Quid de l'impact des cinémas indépendants généralistes ?
Aussi, selon le cabinet, "la situation actuelle des cinémas généralistes des grands circuits est probablement multifactorielle : déficit d’attractivité de l’offre de films américains, politique tarifaire dans un contexte d’inflation et de baisse de pouvoir d’achat des ménages (qu’elle soit réelle ou ressentie), concurrence accrue du streaming depuis la pandémie, essoufflement d’un modèle (accéléré par la crise sanitaire mais déjà amorcé avant) ou encore – et peut-être surtout – changements survenus dans le paysage concurrentiel local".
Car, estime Hexacom, "dans plusieurs grandes unités urbaines, le recul de la fréquentation de certains établissements de la grande exploitation s’explique par une évolution récente du parc". Et de prendre l’exemple des 14 salles du Kinepolis de Mulhouse, dont la chute de fréquentation (-40% entre 2017-2019 et 2024) "résulte très probablement" de l’ouverture des sept écrans du Ciné Croisière de Cernay fin 2021.
En conséquence, juge le cabinet, "il pourrait être intéressant d’examiner, au cas par cas, l’impact de l’évolution de la fréquentation de la catégorie des cinémas indépendants généralistes sur celle des cinémas généralistes des grands circuits dans les grandes agglomérations sur la période post-Covid".

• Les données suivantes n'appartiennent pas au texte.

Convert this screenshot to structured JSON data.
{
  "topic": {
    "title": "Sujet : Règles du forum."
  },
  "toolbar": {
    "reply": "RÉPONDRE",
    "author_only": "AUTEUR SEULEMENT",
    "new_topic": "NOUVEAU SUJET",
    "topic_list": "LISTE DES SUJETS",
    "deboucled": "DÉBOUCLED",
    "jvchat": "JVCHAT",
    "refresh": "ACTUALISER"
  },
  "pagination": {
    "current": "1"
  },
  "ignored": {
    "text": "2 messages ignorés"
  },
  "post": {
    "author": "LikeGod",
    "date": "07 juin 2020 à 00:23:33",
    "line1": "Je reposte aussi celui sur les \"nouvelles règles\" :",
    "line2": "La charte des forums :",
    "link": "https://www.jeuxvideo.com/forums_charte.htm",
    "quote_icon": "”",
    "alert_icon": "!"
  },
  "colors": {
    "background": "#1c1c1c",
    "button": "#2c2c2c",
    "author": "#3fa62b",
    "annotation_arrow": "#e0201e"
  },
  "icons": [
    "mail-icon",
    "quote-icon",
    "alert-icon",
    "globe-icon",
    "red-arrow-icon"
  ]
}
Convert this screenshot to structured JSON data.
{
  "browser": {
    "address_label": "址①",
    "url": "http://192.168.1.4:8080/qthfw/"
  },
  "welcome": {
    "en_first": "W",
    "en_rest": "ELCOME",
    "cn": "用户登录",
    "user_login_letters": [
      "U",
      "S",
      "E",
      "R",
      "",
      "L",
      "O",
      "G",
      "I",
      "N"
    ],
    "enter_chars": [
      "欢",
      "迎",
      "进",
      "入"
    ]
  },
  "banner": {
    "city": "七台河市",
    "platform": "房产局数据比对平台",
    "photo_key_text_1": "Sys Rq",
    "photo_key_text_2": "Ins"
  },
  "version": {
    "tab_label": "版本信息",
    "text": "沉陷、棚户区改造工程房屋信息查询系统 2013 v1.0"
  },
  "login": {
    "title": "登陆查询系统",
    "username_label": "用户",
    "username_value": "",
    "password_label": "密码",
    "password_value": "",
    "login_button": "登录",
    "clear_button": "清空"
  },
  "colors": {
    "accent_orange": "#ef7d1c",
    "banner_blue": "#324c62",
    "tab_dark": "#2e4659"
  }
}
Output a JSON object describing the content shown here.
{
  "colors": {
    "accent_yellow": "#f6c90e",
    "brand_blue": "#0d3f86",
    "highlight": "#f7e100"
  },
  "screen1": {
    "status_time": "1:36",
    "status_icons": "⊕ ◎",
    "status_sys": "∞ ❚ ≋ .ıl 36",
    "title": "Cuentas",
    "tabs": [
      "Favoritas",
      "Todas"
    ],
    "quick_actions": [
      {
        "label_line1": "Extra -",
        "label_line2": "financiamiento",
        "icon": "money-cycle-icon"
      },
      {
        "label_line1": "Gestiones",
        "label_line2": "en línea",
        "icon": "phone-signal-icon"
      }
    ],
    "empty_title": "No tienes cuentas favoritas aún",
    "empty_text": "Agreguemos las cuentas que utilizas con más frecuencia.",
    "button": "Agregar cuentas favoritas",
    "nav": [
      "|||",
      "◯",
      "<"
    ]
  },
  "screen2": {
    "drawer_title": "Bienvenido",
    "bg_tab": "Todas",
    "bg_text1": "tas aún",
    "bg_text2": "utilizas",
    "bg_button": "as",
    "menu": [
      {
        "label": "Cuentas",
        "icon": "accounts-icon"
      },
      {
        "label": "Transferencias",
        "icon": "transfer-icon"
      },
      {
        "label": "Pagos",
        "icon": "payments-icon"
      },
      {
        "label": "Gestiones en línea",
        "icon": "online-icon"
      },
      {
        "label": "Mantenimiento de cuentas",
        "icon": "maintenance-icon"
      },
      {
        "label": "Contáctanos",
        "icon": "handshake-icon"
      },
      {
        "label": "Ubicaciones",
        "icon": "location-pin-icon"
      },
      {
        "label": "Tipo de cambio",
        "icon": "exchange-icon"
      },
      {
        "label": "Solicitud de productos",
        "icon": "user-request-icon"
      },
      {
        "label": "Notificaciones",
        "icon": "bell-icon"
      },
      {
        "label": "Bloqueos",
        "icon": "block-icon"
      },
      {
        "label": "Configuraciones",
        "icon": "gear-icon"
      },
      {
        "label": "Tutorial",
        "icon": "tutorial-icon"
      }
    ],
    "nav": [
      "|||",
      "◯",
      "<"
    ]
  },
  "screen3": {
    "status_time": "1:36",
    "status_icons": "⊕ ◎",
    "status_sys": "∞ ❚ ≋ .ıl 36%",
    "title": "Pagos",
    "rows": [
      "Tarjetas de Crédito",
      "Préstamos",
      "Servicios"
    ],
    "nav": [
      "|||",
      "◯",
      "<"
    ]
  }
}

"Cette étude vient bousculer certaines idées reçues, réagit le Syndicat des cinémas de proximité. [Elle] viendra assurément alimenter les réflexions du comité de concertation [distributeurs-exploitants] récemment mis en place par le CNC".
*Chambéry, Brest, Pau, Perpignan, Caen, Reims, Le Mans, Le Havre, Mulhouse, Angers, Dijon, Bayonne, Clermont-Ferrand, Nancy, Orléans, Metz, Valenciennes, Béthune, Tours, Saint-Étienne, Rennes, Grenoble, Avignon, Rouen, Montpellier, Strasbourg, Douai-Lens, Toulon, Nantes, Nice, Bordeaux, Lille, Toulouse, Marseille-Aix-en-Provence et Lyon.